A dataset of just 29 dogs was enough: the deep-learning model developed by Netta Palez and colleagues achieved 96% accuracy in classifying gait as healthy, orthopedic-impaired, or neurological-impaired, and 82% accuracy when generalizing to dogs the model had never seen before. Those numbers, published in Scientific Reports on March 18, 2026, matter a lot if your high-drive dog has ever come up lame and left you guessing why.

The core problem the researchers set out to solve is one any dog owner with a vet appointment knows firsthand. Neurological and orthopedic conditions cannot always be easily distinguished even by experienced clinicians. A dog that's moving wrong might have a blown cruciate or might have a spinal issue, and misreading the signal means the wrong treatment, or a delayed one.

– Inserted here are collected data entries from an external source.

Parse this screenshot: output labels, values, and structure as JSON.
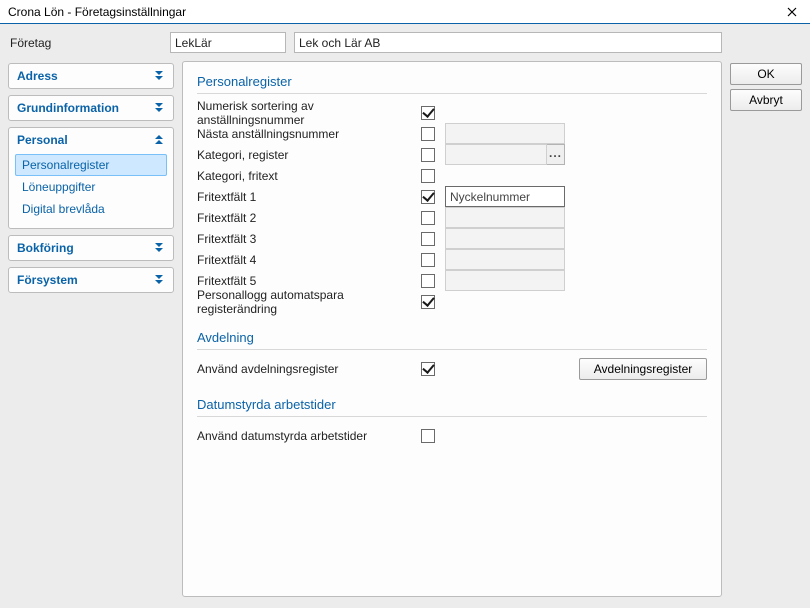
{
  "window": {
    "title": "Crona Lön - Företagsinställningar"
  },
  "header": {
    "label": "Företag",
    "company_code": "LekLär",
    "company_name": "Lek och Lär AB"
  },
  "sidebar": {
    "sections": [
      {
        "id": "adress",
        "label": "Adress",
        "expanded": false
      },
      {
        "id": "grund",
        "label": "Grundinformation",
        "expanded": false
      },
      {
        "id": "personal",
        "label": "Personal",
        "expanded": true,
        "items": [
          {
            "id": "personalregister",
            "label": "Personalregister",
            "selected": true
          },
          {
            "id": "loneuppgifter",
            "label": "Löneuppgifter"
          },
          {
            "id": "digitalbrevlada",
            "label": "Digital brevlåda"
          }
        ]
      },
      {
        "id": "bokforing",
        "label": "Bokföring",
        "expanded": false
      },
      {
        "id": "forsystem",
        "label": "Försystem",
        "expanded": false
      }
    ]
  },
  "main": {
    "group_personalregister_title": "Personalregister",
    "rows": {
      "num_sort": {
        "label": "Numerisk sortering av anställningsnummer",
        "checked": true
      },
      "nextnr": {
        "label": "Nästa anställningsnummer",
        "checked": false,
        "value": ""
      },
      "kat_reg": {
        "label": "Kategori, register",
        "checked": false,
        "value": ""
      },
      "kat_fri": {
        "label": "Kategori, fritext",
        "checked": false
      },
      "fri1": {
        "label": "Fritextfält 1",
        "checked": true,
        "value": "Nyckelnummer"
      },
      "fri2": {
        "label": "Fritextfält 2",
        "checked": false,
        "value": ""
      },
      "fri3": {
        "label": "Fritextfält 3",
        "checked": false,
        "value": ""
      },
      "fri4": {
        "label": "Fritextfält 4",
        "checked": false,
        "value": ""
      },
      "fri5": {
        "label": "Fritextfält 5",
        "checked": false,
        "value": ""
      },
      "autolog": {
        "label": "Personallogg automatspara registerändring",
        "checked": true
      }
    },
    "group_avdelning_title": "Avdelning",
    "avdelning": {
      "label": "Använd avdelningsregister",
      "checked": true,
      "button": "Avdelningsregister"
    },
    "group_datum_title": "Datumstyrda arbetstider",
    "datum": {
      "label": "Använd datumstyrda arbetstider",
      "checked": false
    }
  },
  "actions": {
    "ok": "OK",
    "cancel": "Avbryt"
  }
}
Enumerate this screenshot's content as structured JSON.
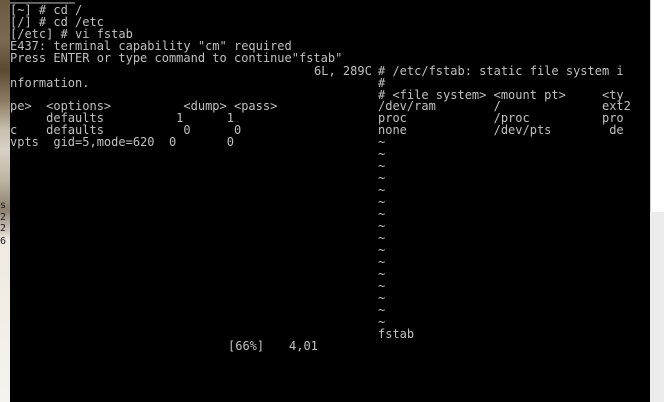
{
  "left_strip": {
    "glyphs": [
      "s",
      "2",
      "2",
      "6"
    ]
  },
  "terminal": {
    "top_lines": [
      "[~] # cd /",
      "[/] # cd /etc",
      "[/etc] # vi fstab",
      "E437: terminal capability \"cm\" required",
      "Press ENTER or type command to continue\"fstab\""
    ],
    "left_pane": {
      "file_info": "6L, 289C",
      "wrapped_line": "nformation.",
      "rows": [
        "pe>  <options>          <dump> <pass>",
        "     defaults          1      1",
        "c    defaults           0      0",
        "vpts  gid=5,mode=620  0       0"
      ]
    },
    "right_pane": {
      "rows": [
        "# /etc/fstab: static file system i",
        "#",
        "# <file system> <mount pt>     <ty",
        "/dev/ram        /              ext2",
        "proc            /proc          pro",
        "none            /dev/pts        de"
      ],
      "tilde": "~",
      "file_name": "fstab"
    },
    "status": {
      "percent": "[66%]",
      "position": "4,01"
    },
    "colors": {
      "background": "#000000",
      "text": "#c0c0c0"
    }
  }
}
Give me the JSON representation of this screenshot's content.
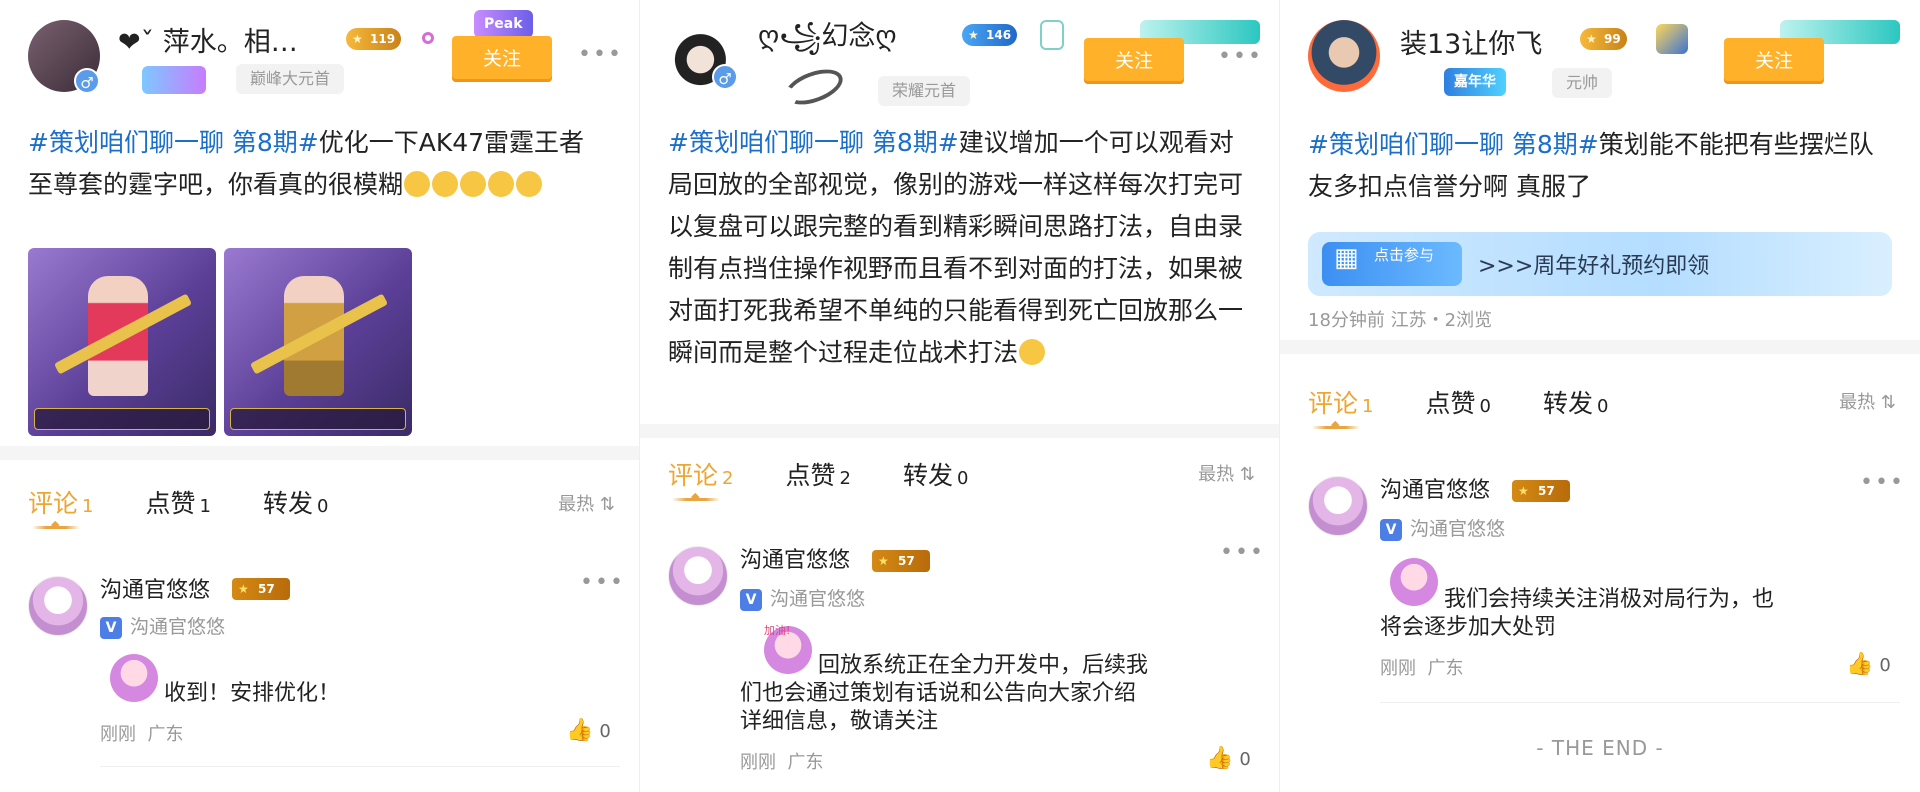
{
  "panels": [
    {
      "user": {
        "name": "❤ˇ 萍水。相…",
        "level": "119",
        "title_tag": "巅峰大元首",
        "badge": "Peak",
        "follow": "关注"
      },
      "post": {
        "topic": "#策划咱们聊一聊 第8期#",
        "text": "优化一下AK47雷霆王者至尊套的霆字吧，你看真的很模糊",
        "emoji_count": 5
      },
      "images": 2,
      "tabs": {
        "comment": {
          "label": "评论",
          "count": "1"
        },
        "like": {
          "label": "点赞",
          "count": "1"
        },
        "share": {
          "label": "转发",
          "count": "0"
        },
        "sort": "最热"
      },
      "comment": {
        "author": "沟通官悠悠",
        "level": "57",
        "sub": "沟通官悠悠",
        "text": "收到！安排优化！",
        "time": "刚刚",
        "region": "广东",
        "likes": "0"
      }
    },
    {
      "user": {
        "name": "ღ꧁幻念ღ",
        "level": "146",
        "title_tag": "荣耀元首",
        "follow": "关注"
      },
      "post": {
        "topic": "#策划咱们聊一聊 第8期#",
        "text": "建议增加一个可以观看对局回放的全部视觉，像别的游戏一样这样每次打完可以复盘可以跟完整的看到精彩瞬间思路打法，自由录制有点挡住操作视野而且看不到对面的打法，如果被对面打死我希望不单纯的只能看得到死亡回放那么一瞬间而是整个过程走位战术打法"
      },
      "tabs": {
        "comment": {
          "label": "评论",
          "count": "2"
        },
        "like": {
          "label": "点赞",
          "count": "2"
        },
        "share": {
          "label": "转发",
          "count": "0"
        },
        "sort": "最热"
      },
      "comment": {
        "author": "沟通官悠悠",
        "level": "57",
        "sub": "沟通官悠悠",
        "sticker_label": "加油!",
        "text_line1": "回放系统正在全力开发中，后续我",
        "text_line2": "们也会通过策划有话说和公告向大家介绍",
        "text_line3": "详细信息，敬请关注",
        "time": "刚刚",
        "region": "广东",
        "likes": "0"
      }
    },
    {
      "user": {
        "name": "装13让你飞",
        "level": "99",
        "title_tag": "元帅",
        "badge": "嘉年华",
        "follow": "关注"
      },
      "post": {
        "topic": "#策划咱们聊一聊 第8期#",
        "text": "策划能不能把有些摆烂队友多扣点信誉分啊 真服了"
      },
      "banner": {
        "button": "点击参与",
        "text": ">>>周年好礼预约即领"
      },
      "meta": "18分钟前 江苏・2浏览",
      "tabs": {
        "comment": {
          "label": "评论",
          "count": "1"
        },
        "like": {
          "label": "点赞",
          "count": "0"
        },
        "share": {
          "label": "转发",
          "count": "0"
        },
        "sort": "最热"
      },
      "comment": {
        "author": "沟通官悠悠",
        "level": "57",
        "sub": "沟通官悠悠",
        "text_line1": "我们会持续关注消极对局行为，也",
        "text_line2": "将会逐步加大处罚",
        "time": "刚刚",
        "region": "广东",
        "likes": "0"
      },
      "end": "- THE END -"
    }
  ],
  "colors": {
    "accent": "#ffb12a",
    "topic": "#1c6fc9",
    "tab_active": "#f0a531"
  },
  "icons": [
    "gender-male-icon",
    "more-dots-icon",
    "thumb-up-icon",
    "sort-icon",
    "verified-v-icon",
    "crying-emoji-icon",
    "smile-emoji-icon"
  ]
}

The study used the Xsens Movella DOT IMU, a compact wearable sensor designed for high-resolution motion tracking that operates at a sampling rate of 120 Hz, enabling accurate capture of dynamic movements. Sensor placement mattered too: the three locations tested on each dog were the head (top back), tail (lower back), and neck (collar). The design priority throughout was practicality. This non-invasive approach, using a single wearable sensor and requiring only natural walking, can help veterinarians detect and distinguish between gait-related pathologies early, offering more targeted and timely treatment.

For owners of hyperenergetic dogs, that last point deserves emphasis. A working or sport dog that's compensating for an orthopedic issue will often keep grinding through discomfort long after the problem starts, because that's what those dogs do. By the time the limp is obvious, the damage can be well advanced. A sensor that flags abnormal gait patterns during a regular walk, before the dog starts visibly protecting a limb, changes the timeline for intervention entirely.

The model produced interesting results using the neck sensor, though two dogs were unable to wear a collar-mounted sensor; trotting data also enhanced classification accuracy, but is usually not feasible with neurologically impaired dogs. That's an honest limitation, and it points to the gap between a controlled gait lab and the real-world conditions most sport and working dogs actually move in.

The results demonstrate the potential of inertial-based deep learning models to serve as a practical and objective diagnostic and clinical aid to differentiate gait assessment in orthopedic and neurological conditions. The paper is published open-access, meaning the full methodology is available without a paywall. Whether the Movella DOT hardware ever makes it into a vet's standard toolkit is a separate question, but the accuracy numbers at 96% make that conversation worth having sooner rather than later.